Retiring an American Flag
What is the proper way to retire a flag? Through all of my searching I have found only the following basic guideline in the US Flag Code:
"The flag, when it is in such condition that it is no longer a fitting emblem for display, should be destroyed in a dignified way, preferably by burning."
There are several variations of retirement ceremonies and I have provided links to a couple of sites that describe these ceremonies in some detail. Although any ceremony that retires the flag with dignity could be performed, there are two basic ceremonies that appear to be used most often. In the first ceremony each stripe is cut a part form the flag and separated by red and white stripes (a variation is to separate the 13th stripe and have the other stripes in sections). The blue field with the stars is separated. In some ceremonies the field is cut so each star is separated. Each of the groupings is burned in turn with an appropriate comment- for instance, the blue field stands for valor, the white stripes stand for purity and the red represents the sacrifices men and women have paid for our freedom.

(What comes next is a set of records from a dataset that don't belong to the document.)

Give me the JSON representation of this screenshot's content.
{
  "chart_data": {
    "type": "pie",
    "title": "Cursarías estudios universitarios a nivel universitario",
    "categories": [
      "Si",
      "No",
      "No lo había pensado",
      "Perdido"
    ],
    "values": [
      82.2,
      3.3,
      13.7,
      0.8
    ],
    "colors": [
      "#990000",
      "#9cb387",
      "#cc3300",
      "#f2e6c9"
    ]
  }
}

The second ceremony burns the flag in tact. Four Scouts holding each corner of the flag bring the flag to the ceremonial fire. Some ceremonies say that different types of wood (redwood, oak cedar, etc.) have been added to the fire to represent different American characteristics. The flag is draped over the fire slowly lowered into the flames.
Some troops, packs and crews treat the flag with a flammable material to insure the flag material burns well. If a nylon flag is being retired, be very careful- nylon gets consumed in a fire very quickly and is very hot.
There are a number of myths about retiring a flag. The stripes do not need to be separated to retire a flag. Separated stripes do not have to be cut by scissors or shears. You do not have to be 18 years old to participate in a flag retirement ceremony.
Retirement ceremonies can be an important, moving and informative part of Scouting.